For the fire department’s most senior members—13 rank and file firefighters, all with between 11 and 27 years of service—the decompression plan either applies marginally if at all, with most getting a $500 increase. (The full chart listing every firefighter and his or her expected pay increases is here or at the foot of this story, toward the bottom of the document.)
The rest of the contract is the same as it was four years ago, with four exceptions. The base pay of field training officers is increased. The military leave provision was changed from granting employees 17 days in any given year for military service, to 240 hours (in line with a federal requirement). For bereavement leave, the previous contract gave employees time off with pay if they had to travel out of state. The new contract pouts a 200-mile threshold instead of an arbitrary state border for that provision, so traveling to nearby Georgia doesn’t trigger leave time while traveling to Miami does not (as was the case previously). And a new wellness program will be implemented.
Commissioners had a few questions about the new contract, namely, the way the wellness program and employee fitness may apply in case a firefighter doesn’t meet certain benchmarks.“In those standards they have remedial practices that they have to meet,” Fire Chief Don Petito said. “They give them certain timelines to meet those. But in those regulations there’s also disqualifiers for being a firefighter. Some of the major ones are diabetic, epilepsy, stuff like that. So there are certain disqualifiers that can be remediated through training, through seeing a dietitian, through seeing other practitioners. There are remedies, and some have them, some don’t.”
“Our intent,” County Administrator Craig Coffey said, “is to bring them into compliance, but at some point you may have to say you’re not physically fit, because you may endanger someone else’s life. But the intent is not to be punitive, it’s to bring them into compliance.”
Commissioner Charlie Ericksen raised some objection to the way the document was presented. The contract was part of the commission’s consent agenda, where numerous items are voted on in bulk unless a commissioner or a member of the public asks for an item to be pulled for discussion. Ericksen did so regarding the firefighters’ contract.
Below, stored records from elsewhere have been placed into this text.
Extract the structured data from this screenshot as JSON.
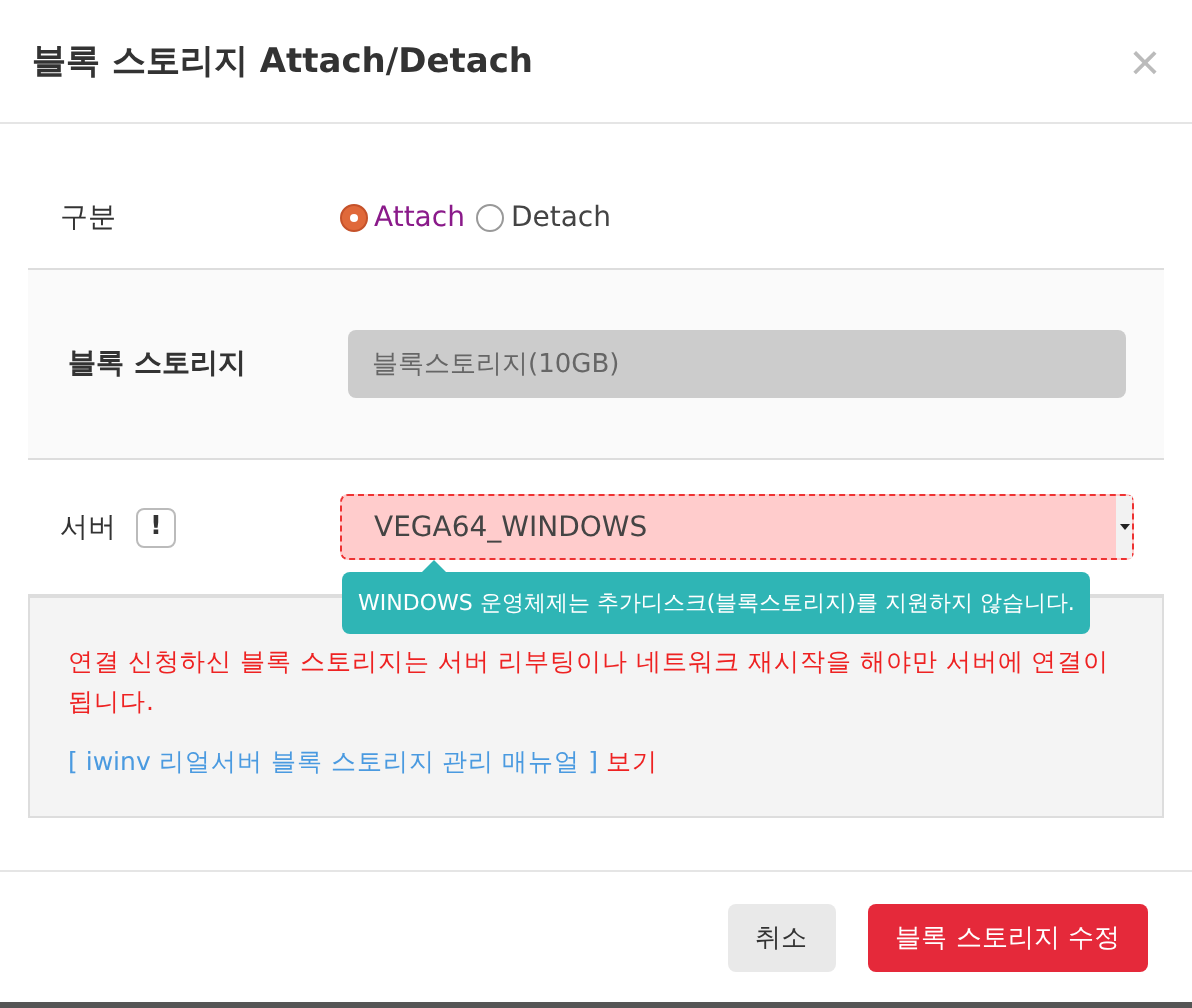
{
  "dialog": {
    "title": "블록 스토리지 Attach/Detach",
    "close": "×"
  },
  "fields": [
    {
      "kind": "radio",
      "label": "구분",
      "options": [
        {
          "label": "Attach",
          "selected": true
        },
        {
          "label": "Detach",
          "selected": false
        }
      ]
    },
    {
      "kind": "readonly",
      "label": "블록 스토리지",
      "value": "블록스토리지(10GB)"
    },
    {
      "kind": "select",
      "label": "서버",
      "badge": "!",
      "value": "VEGA64_WINDOWS",
      "invalid": true,
      "tooltip": "WINDOWS 운영체제는 추가디스크(블록스토리지)를 지원하지 않습니다."
    }
  ],
  "notice": {
    "message": "연결 신청하신 블록 스토리지는 서버 리부팅이나 네트워크 재시작을 해야만 서버에 연결이 됩니다.",
    "manual_link": "[ iwinv 리얼서버 블록 스토리지 관리 매뉴얼 ]",
    "view_link": "보기"
  },
  "buttons": [
    {
      "label": "취소",
      "kind": "secondary"
    },
    {
      "label": "블록 스토리지 수정",
      "kind": "primary"
    }
  ]
}
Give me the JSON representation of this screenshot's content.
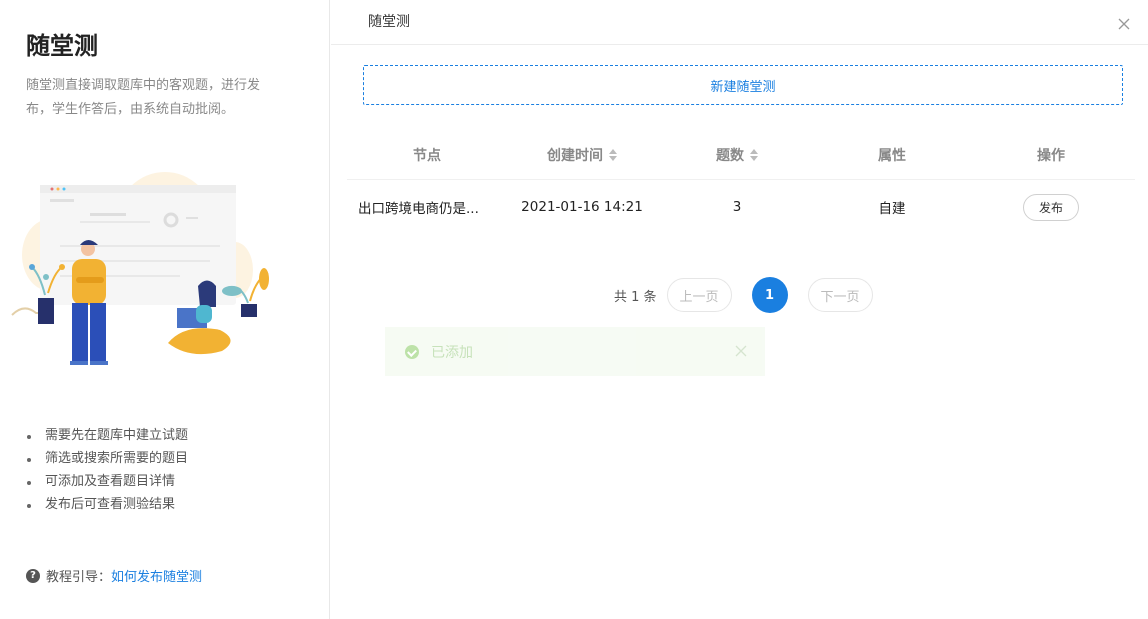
{
  "left": {
    "title": "随堂测",
    "description": "随堂测直接调取题库中的客观题，进行发布，学生作答后，由系统自动批阅。",
    "tips": [
      "需要先在题库中建立试题",
      "筛选或搜索所需要的题目",
      "可添加及查看题目详情",
      "发布后可查看测验结果"
    ],
    "guide_label": "教程引导：",
    "guide_link": "如何发布随堂测"
  },
  "panel": {
    "title": "随堂测",
    "new_button": "新建随堂测"
  },
  "table": {
    "headers": [
      "节点",
      "创建时间",
      "题数",
      "属性",
      "操作"
    ],
    "rows": [
      {
        "node": "出口跨境电商仍是...",
        "created": "2021-01-16 14:21",
        "count": "3",
        "attr": "自建",
        "action": "发布"
      }
    ]
  },
  "pagination": {
    "total": "共 1 条",
    "prev": "上一页",
    "current": "1",
    "next": "下一页"
  },
  "toast": {
    "text": "已添加"
  },
  "colors": {
    "accent": "#1a7fe0",
    "success": "#a8d98c"
  }
}
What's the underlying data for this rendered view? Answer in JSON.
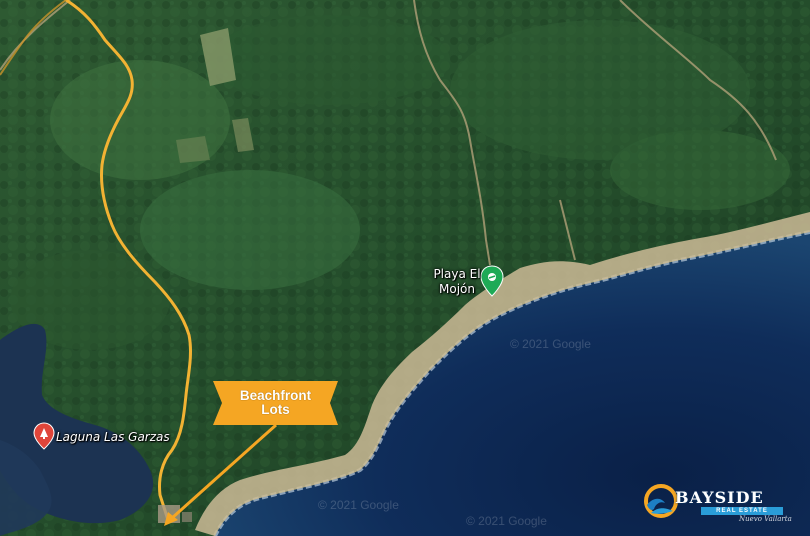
{
  "map": {
    "places": {
      "laguna": "Laguna Las Garzas",
      "playa_line1": "Playa El",
      "playa_line2": "Mojón"
    },
    "callout": {
      "line1": "Beachfront",
      "line2": "Lots",
      "color": "#f5a623"
    },
    "route_color": "#f2b233",
    "watermarks": [
      "© 2021 Google",
      "© 2021 Google",
      "© 2021 Google"
    ]
  },
  "logo": {
    "brand": "BAYSIDE",
    "tagline": "REAL ESTATE",
    "signature": "Nuevo Vallarta"
  }
}
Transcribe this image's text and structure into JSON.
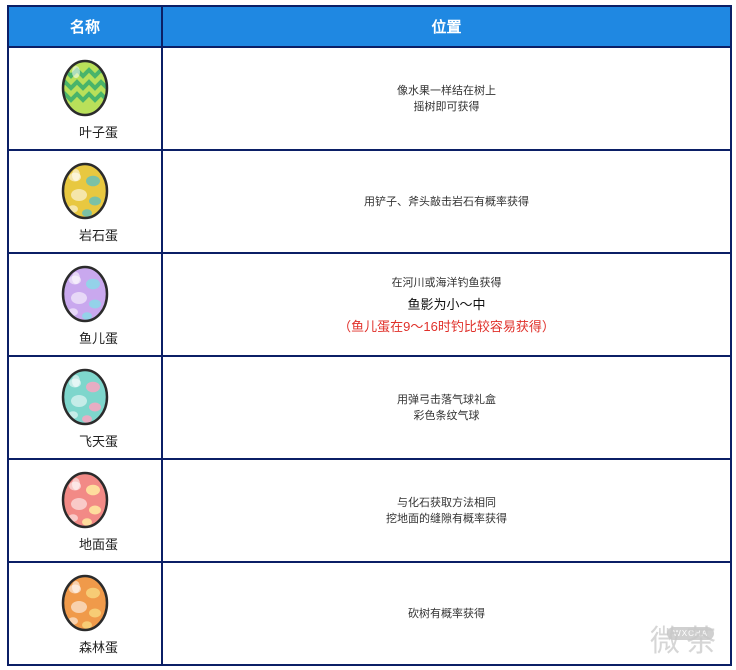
{
  "headers": {
    "name": "名称",
    "location": "位置"
  },
  "eggs": [
    {
      "name": "叶子蛋",
      "icon": "leaf-egg-icon",
      "colors": {
        "base": "#b9e05a",
        "pattern": "#49b46a",
        "dark": "#5d8e2c"
      },
      "lines": [
        "像水果一样结在树上",
        "摇树即可获得"
      ]
    },
    {
      "name": "岩石蛋",
      "icon": "rock-egg-icon",
      "colors": {
        "base": "#e8c840",
        "pattern": "#6fc0b0",
        "dark": "#8e7a20"
      },
      "lines": [
        "用铲子、斧头敲击岩石有概率获得"
      ]
    },
    {
      "name": "鱼儿蛋",
      "icon": "fish-egg-icon",
      "colors": {
        "base": "#c9a8ee",
        "pattern": "#8ed6e8",
        "dark": "#7a5aa8"
      },
      "lines": [
        "在河川或海洋钓鱼获得"
      ],
      "extra": "鱼影为小～中",
      "note": "（鱼儿蛋在9～16时钓比较容易获得）"
    },
    {
      "name": "飞天蛋",
      "icon": "sky-egg-icon",
      "colors": {
        "base": "#7ed6cc",
        "pattern": "#f3a9c2",
        "dark": "#3a9088"
      },
      "lines": [
        "用弹弓击落气球礼盒",
        "彩色条纹气球"
      ]
    },
    {
      "name": "地面蛋",
      "icon": "ground-egg-icon",
      "colors": {
        "base": "#f28a86",
        "pattern": "#ffe6a0",
        "dark": "#b84a46"
      },
      "lines": [
        "与化石获取方法相同",
        "挖地面的缝隙有概率获得"
      ]
    },
    {
      "name": "森林蛋",
      "icon": "forest-egg-icon",
      "colors": {
        "base": "#f09a4a",
        "pattern": "#f7d27a",
        "dark": "#b05a1e"
      },
      "lines": [
        "砍树有概率获得"
      ]
    }
  ],
  "watermark": {
    "text": "微茶",
    "badge": "WXCHA"
  }
}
“This would have been better served as a discussion point at a workshop,” Ericksens aid, “because I think it’s important that we recognize not only the job that our fire folks are performing for us, but ensuring that they’re adequately reimbursed for their regular time, and to get rid of this decompression problem. And again I just think I’d like to know more of the details on the contract—what it was, and what, if any, changes are in here.”
Coffey then walked commissioners through the changes.
The new contract goes in effect on Oct. 1, and is valid through Sept. 30, 2018.
Palm Coast’s firefighters–a separate, city-run department–are also unionized and starting negotiations for their new contract. “We’re basically in the same boat that they are,” Lt. Jason Laughren, who leads the city’s firefighters’ union, said today. “We have firefighters starting that make the same as older firefighters, that makes it an issue for everybody.”
But the city fire department is also experiencing various difficulties that are keeping candidates from applying, Laughren said. There are currently two openings at the department. Only eight or nine people have applied. “That’s real low. We used to have like, 100 applicants, but now we can’t get people to apply anymore,” Laughren said. “It’s starting to get around with all the issues going around with the county and the city fire services, so that people don’t even want to apply here, or apply, get some experience and leave.”